United Airlines has integrated the technology into its app allowing customers to check-in securely on their device using the camera on their smartphone.
The Jumio technology is capable of scanning the document to pre-populate the relevant online check-in fields (Fastfill) and verify its authenticity (Netverify) before the boarding pass is sent.
To date Jumio has been working with online travel agents like Kayak and the Priceline group on a similar functionality but around taking payments. It is also used by Airbnb for verification of owners.
However, the move into the airline sector has opened up a new market for the technology and further deals are expected to be announced following United’s adoption of the technology.
United is conducting a test of the passport scanning technology ahead of developing functionality for its new app which was launched last year and has been downloaded 13 million times.
Marc Barach, Jumio chief marketing officer, said: “What the technology does is translate the real world experience of checking in or making a payment when you have to show your identity to the connected device environment.
“So we built technology around utilising the device camera that enables our clients to embed this technology into their mobile applications or desktops to expedite all the processes around payment and around identification.”
United customers who are checking-in online during the 24 hours before departure will fire up the Jumio technology at the point at which they are prompted to enter their passport details.
This then automatically initiates the device’s camera which then reads the information. No image is taken and no data is stored on the device locally or by Jumio.
Behind the scenes that data is then verified and any issues flagged or the documents are approved, a process that takes 60 seconds and is said to be more reliable than the human eye.
Airlines are liable for any customer who boards an aircraft without a passport, so current online check- in procedures still require a manual check at the airport.
With this technology travellers can go straight to security unless they need to drop a bag.
“This is a perfect use case of making a process better for the consumer. Actually it increases security for the airline because a desk employee just glances at your passport and can’t tell if a date has been changed. So it’s a win, win. It’s on fire with United,” said Barach.
“Everyone who transacts online will need something like this in the future because it just makes sense due to time savings and higher quality transactions.”
An advantage for clients using Jumio for payments is that it is compliant with all data protection regulations meaning its partners don’t have to go through that process.
In the future Jumio will move to a situation in which the data can be uploaded via a device scan just once and used for multiple transactions as opposed to having to do it for each transaction as is currently the case.
It will also introduce a dual process for checkout that merges two scans of ID and delivery address and payment details and will cross-check that information to verify all the details of the transaction and flag up any fraud issues.
Jumio hopes a future application of the technology will be in hotels for remote check-in although hoteliers today continue to favour face-to-face check-in to verify identity and as a customer service opportunity.

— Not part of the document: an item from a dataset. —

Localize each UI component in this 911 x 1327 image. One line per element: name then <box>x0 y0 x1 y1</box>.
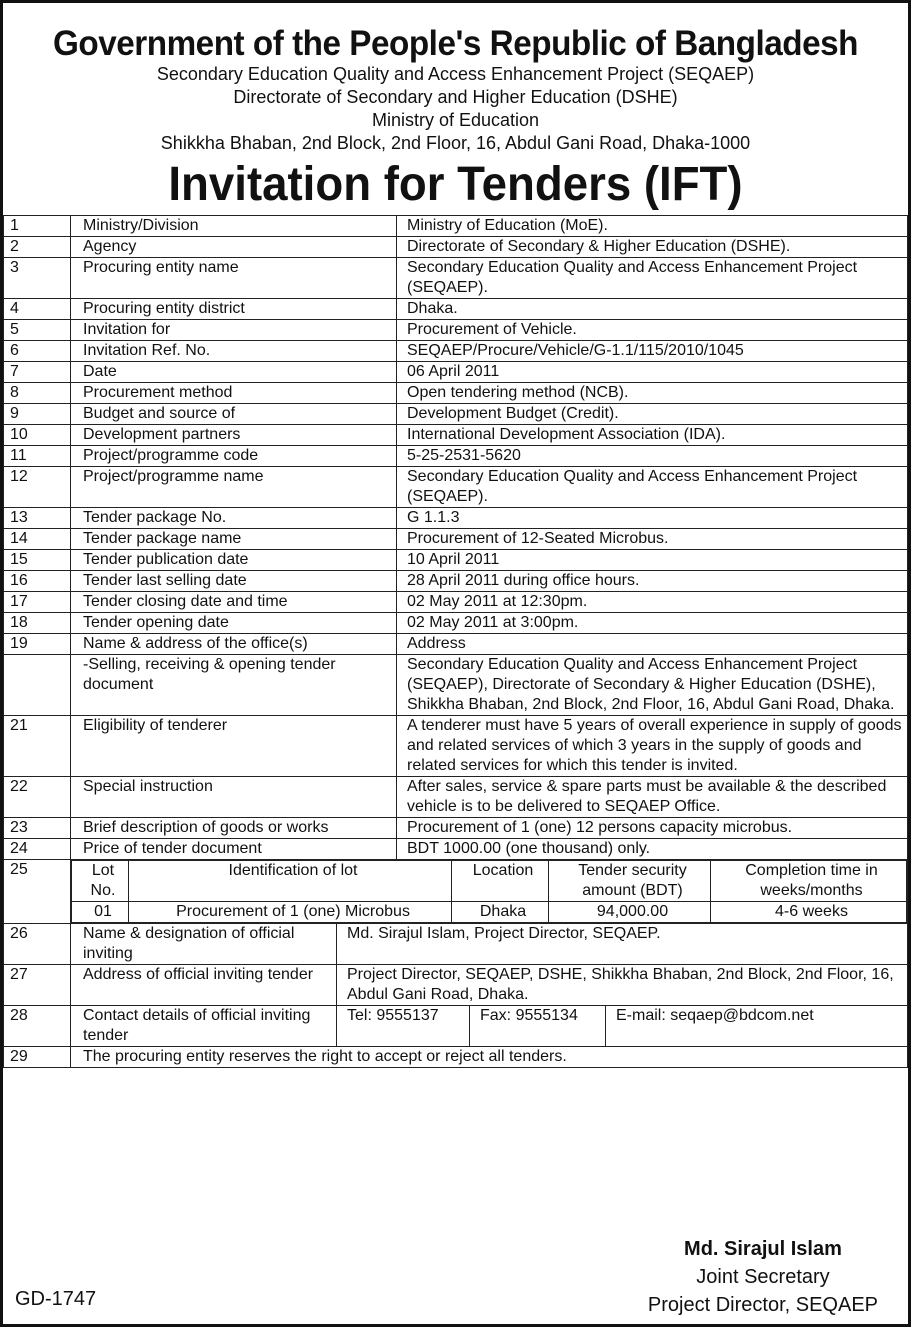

But it says identity verification, although this is where the potential liability lies, is where the opportunity lies because that is the key to everything.
“The real battleground is on the ID side of things. In late 2012 when Google Wallet appeared it was all about ID, but then that all disappeared and now it’s all about payments because it’s a complicated and difficult business. We know because we are in it. Google found that out for themselves,” said Barach.
Jumio was established four years ago but has only been targeting driving business in the UK since last year with travel its third vertical behind gambling and financial services.
It provides the technology on a Software as a Service (SaaS) basis with a flat monthly fee based on transaction volumes.
It claims the technology is simple to integrate into an app and would take a junior developer only around half an hour to complete.